What if healthcare was also being shaken up by the promises and illusions of personalisation?
A third similarity: wherever digital arrives, it generates tensions between heightened individualism and new networked organisations. A phenomenon already observed online, with increasingly individual-centric services, which are increasingly tailored to the consumer or user, but also new forms of sociability, whether temporary or sustainable, shallow or more committed, on social media and through the creation of new communities.
As medicine encounters digital, it is also encountering ever-increasing personalisation thanks to in-depth knowledge of patients, and even their genomes, and a trend which counters the hierarchical organisation of hospitals by promoting horizontal exchanges among doctors. It also encourages individuals to undertake rather narcissistic practices by using self-measurements, while offering the possibility of involvement in patient communities thanks to dedicated platforms.
What if the question of information, knowledge and their ownership was even more crucial in healthcare than anywhere else?
A fourth analogy: digital is a vector of intense circulation of information and co-construction of data and knowledge. This has led to tensions between an ethic of sharing and common ownership, typified by Wikipedia or open-source software, and the now-dominant trend of private ownership of knowledge supported by intellectual property rights.

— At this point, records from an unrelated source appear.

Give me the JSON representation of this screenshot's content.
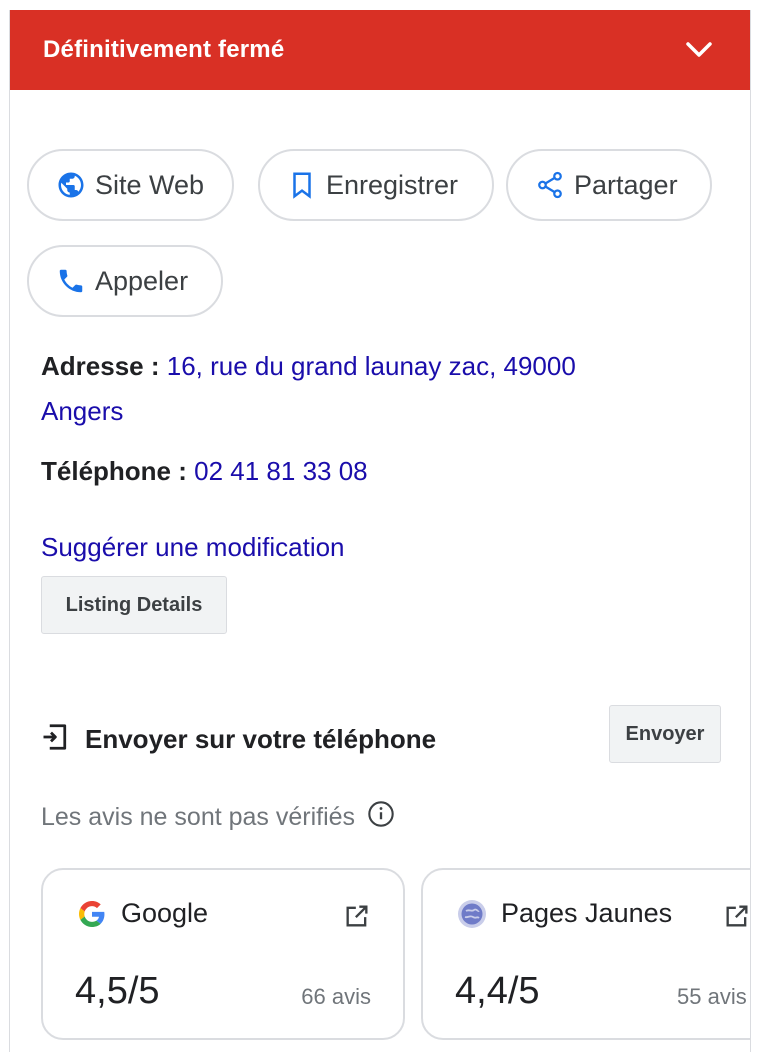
{
  "banner": {
    "title": "Définitivement fermé",
    "icon": "chevron-down-icon"
  },
  "actions": [
    {
      "label": "Site Web",
      "icon": "globe-icon"
    },
    {
      "label": "Enregistrer",
      "icon": "bookmark-icon"
    },
    {
      "label": "Partager",
      "icon": "share-icon"
    },
    {
      "label": "Appeler",
      "icon": "phone-icon"
    }
  ],
  "address": {
    "label": "Adresse :",
    "line1": "16, rue du grand launay zac, 49000",
    "line2": "Angers"
  },
  "phone": {
    "label": "Téléphone :",
    "value": "02 41 81 33 08"
  },
  "suggest_edit": "Suggérer une modification",
  "listing_details": "Listing Details",
  "send_to_phone": {
    "text": "Envoyer sur votre téléphone",
    "button": "Envoyer",
    "icon": "send-to-device-icon"
  },
  "reviews_note": {
    "text": "Les avis ne sont pas vérifiés",
    "icon": "info-icon"
  },
  "reviews": [
    {
      "source": "Google",
      "score": "4,5/5",
      "count": "66 avis",
      "icon": "google-logo-icon"
    },
    {
      "source": "Pages Jaunes",
      "score": "4,4/5",
      "count": "55 avis",
      "icon": "pages-jaunes-logo-icon"
    }
  ],
  "colors": {
    "banner": "#d93025",
    "link": "#1a0dab",
    "icon_blue": "#1a73e8",
    "border": "#dadce0"
  }
}
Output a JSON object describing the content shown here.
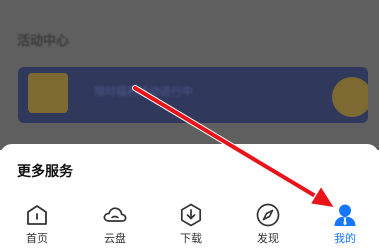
{
  "background": {
    "section_title": "活动中心",
    "banner_text": "限时福利活动进行中"
  },
  "sheet": {
    "title": "更多服务"
  },
  "tabbar": {
    "tabs": [
      {
        "label": "首页",
        "icon": "home-icon"
      },
      {
        "label": "云盘",
        "icon": "cloud-icon"
      },
      {
        "label": "下载",
        "icon": "download-icon"
      },
      {
        "label": "发现",
        "icon": "compass-icon"
      },
      {
        "label": "我的",
        "icon": "user-icon",
        "active": true
      }
    ]
  },
  "colors": {
    "active": "#1677ff",
    "arrow": "#e8141a",
    "icon": "#333333"
  }
}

In the medical research field, a similar form of opposition had already emerged in the field of genome sequencing in the 1990s and 2000s, pitting the “Human Genome Project,” led by an international consortium, which published its results online as they emerged, against a project by Craig Venter’s company Celera, which preferred to patent and market its results. The future will show whether medical research will continue to move towards privatized results or will contribute to enhancing our common knowledge for the benefit of all.

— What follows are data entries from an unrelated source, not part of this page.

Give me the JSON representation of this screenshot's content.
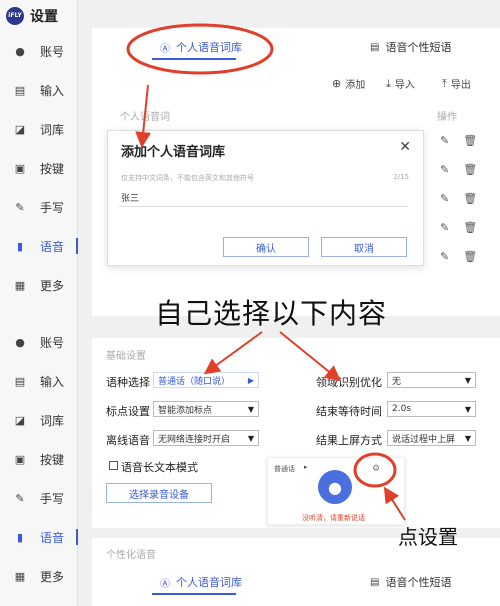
{
  "app": {
    "logo_text": "iFLY",
    "title": "设置"
  },
  "sidebar_top": [
    {
      "icon": "user-icon",
      "label": "账号"
    },
    {
      "icon": "keyboard-icon",
      "label": "输入"
    },
    {
      "icon": "dictionary-icon",
      "label": "词库"
    },
    {
      "icon": "key-icon",
      "label": "按键"
    },
    {
      "icon": "pen-icon",
      "label": "手写"
    },
    {
      "icon": "microphone-icon",
      "label": "语音",
      "active": true
    },
    {
      "icon": "grid-icon",
      "label": "更多"
    }
  ],
  "sidebar_bottom": [
    {
      "icon": "user-icon",
      "label": "账号"
    },
    {
      "icon": "keyboard-icon",
      "label": "输入"
    },
    {
      "icon": "dictionary-icon",
      "label": "词库"
    },
    {
      "icon": "key-icon",
      "label": "按键"
    },
    {
      "icon": "pen-icon",
      "label": "手写"
    },
    {
      "icon": "microphone-icon",
      "label": "语音",
      "active": true
    },
    {
      "icon": "grid-icon",
      "label": "更多"
    }
  ],
  "tabs": {
    "personal_lexicon": "个人语音词库",
    "personal_phrases": "语音个性短语"
  },
  "actions": {
    "add": "添加",
    "import": "导入",
    "export": "导出"
  },
  "table": {
    "column_word": "个人语音词",
    "column_ops": "操作",
    "row_count": 5
  },
  "dialog": {
    "title": "添加个人语音词库",
    "hint": "仅支持中文词条，不能包含英文和其他符号",
    "counter": "2/15",
    "input_value": "张三",
    "confirm": "确认",
    "cancel": "取消"
  },
  "annotations": {
    "caption_main": "自己选择以下内容",
    "caption_settings": "点设置"
  },
  "basic_settings": {
    "section_title": "基础设置",
    "language_label": "语种选择",
    "language_value": "普通话（随口说）",
    "punctuation_label": "标点设置",
    "punctuation_value": "智能添加标点",
    "offline_label": "离线语音",
    "offline_value": "无网络连接时开启",
    "domain_label": "领域识别优化",
    "domain_value": "无",
    "end_wait_label": "结束等待时间",
    "end_wait_value": "2.0s",
    "screen_mode_label": "结果上屏方式",
    "screen_mode_value": "说话过程中上屏",
    "long_text_label": "语音长文本模式",
    "record_device_button": "选择录音设备"
  },
  "voice_popup": {
    "lang": "普通话",
    "error": "没听清，请重新说话"
  },
  "personal_section": {
    "title": "个性化语音"
  },
  "colors": {
    "accent": "#3b5bdb",
    "annotation": "#e0402a"
  }
}
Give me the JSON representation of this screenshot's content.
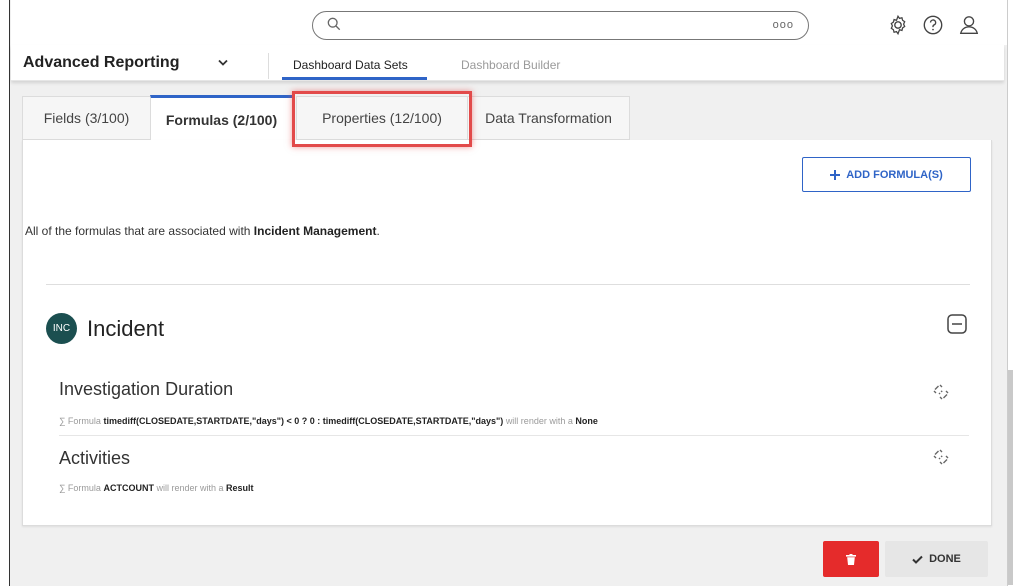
{
  "topbar": {
    "search_placeholder": "",
    "more_label": "ooo"
  },
  "navbar": {
    "app_title": "Advanced Reporting",
    "tabs": [
      "Dashboard Data Sets",
      "Dashboard Builder"
    ],
    "active_tab": "Dashboard Data Sets"
  },
  "tabs": [
    {
      "label": "Fields (3/100)",
      "active": false
    },
    {
      "label": "Formulas (2/100)",
      "active": true
    },
    {
      "label": "Properties (12/100)",
      "active": false
    },
    {
      "label": "Data Transformation",
      "active": false
    }
  ],
  "panel": {
    "add_button": "ADD FORMULA(S)",
    "description_prefix": "All of the formulas that are associated with ",
    "description_entity": "Incident Management",
    "description_suffix": ".",
    "group": {
      "badge": "INC",
      "title": "Incident"
    },
    "formulas": [
      {
        "title": "Investigation Duration",
        "formula_label": "Formula",
        "expression": "timediff(CLOSEDATE,STARTDATE,\"days\") < 0 ? 0 : timediff(CLOSEDATE,STARTDATE,\"days\")",
        "render_text": "will render with a",
        "render_type": "None"
      },
      {
        "title": "Activities",
        "formula_label": "Formula",
        "expression": "ACTCOUNT",
        "render_text": "will render with a",
        "render_type": "Result"
      }
    ]
  },
  "footer": {
    "done_label": "DONE"
  },
  "colors": {
    "accent": "#2f64c7",
    "danger": "#e52b2b",
    "badge": "#1b4f50",
    "highlight": "#e24a4a"
  },
  "icons": [
    "search-icon",
    "settings-gear-icon",
    "help-icon",
    "user-icon",
    "chevron-down-icon",
    "plus-icon",
    "collapse-minus-icon",
    "unlink-icon",
    "trash-icon",
    "checkmark-icon"
  ]
}
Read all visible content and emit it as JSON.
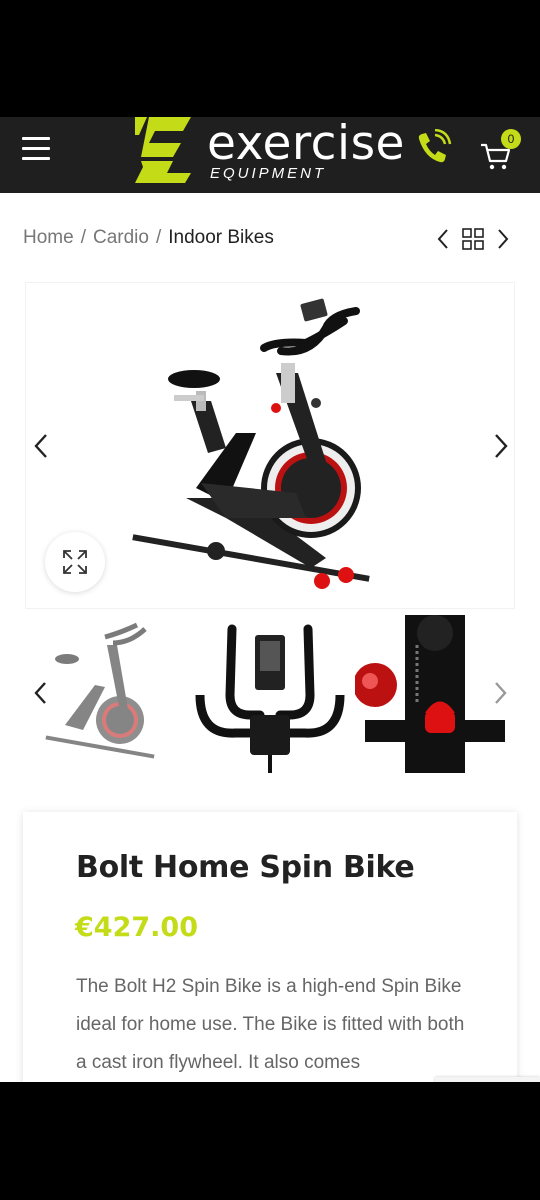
{
  "header": {
    "logo_word": "exercise",
    "logo_sub": "EQUIPMENT",
    "cart_count": "0",
    "accent_color": "#c4dc18",
    "icons": [
      "menu-icon",
      "phone-icon",
      "cart-icon"
    ]
  },
  "breadcrumb": {
    "items": [
      "Home",
      "Cardio"
    ],
    "current": "Indoor Bikes",
    "separator": "/"
  },
  "gallery": {
    "main_image": "black spin bike with red flywheel",
    "thumbnails": [
      "spin bike side view",
      "handlebar and console",
      "resistance knob detail"
    ],
    "selected_index": 0
  },
  "product": {
    "title": "Bolt Home Spin Bike",
    "price": "€427.00",
    "description": "The Bolt H2 Spin Bike is a high-end Spin Bike ideal for home use. The Bike is fitted with both a cast iron flywheel. It also comes"
  }
}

Digital challenges us to maintain our “good health”
The final link with the questions that have always haunted the digital world is the question of whether the large-scale implementation of these technologies in healthcare will lead to a form of dehumanisation. To what extent can a remote consultation offer the same quality in terms of listening to and caring for patients in all their complexity, without exclusively focusing on their pathologies, as a face-to-face visit? How do remote monitoring devices for seniors (smart canes, etc.) not constitute a way for family and friends to take their distance and leave seniors in isolation? To what extent could the existence of predictive information on individual’s future pathologies erode our risk pooling systems and generate a multi-tiered healthcare system?
Modern communications, from the first telephone to social media by way of e-mail, have defied predictions by enabling a vast number of exchanges and encounters, rather than cutting people off from one another. As a society, we are now forced to answer questions about the vital and sensitive area of healthcare. They are omnipresent in this dossier on healthcare and digital. And ultimately, they can be summed up in one tremendous challenge: how can we ensure that medical technologies effectively contribute to well-being for all, and that public health and equality go hand in hand?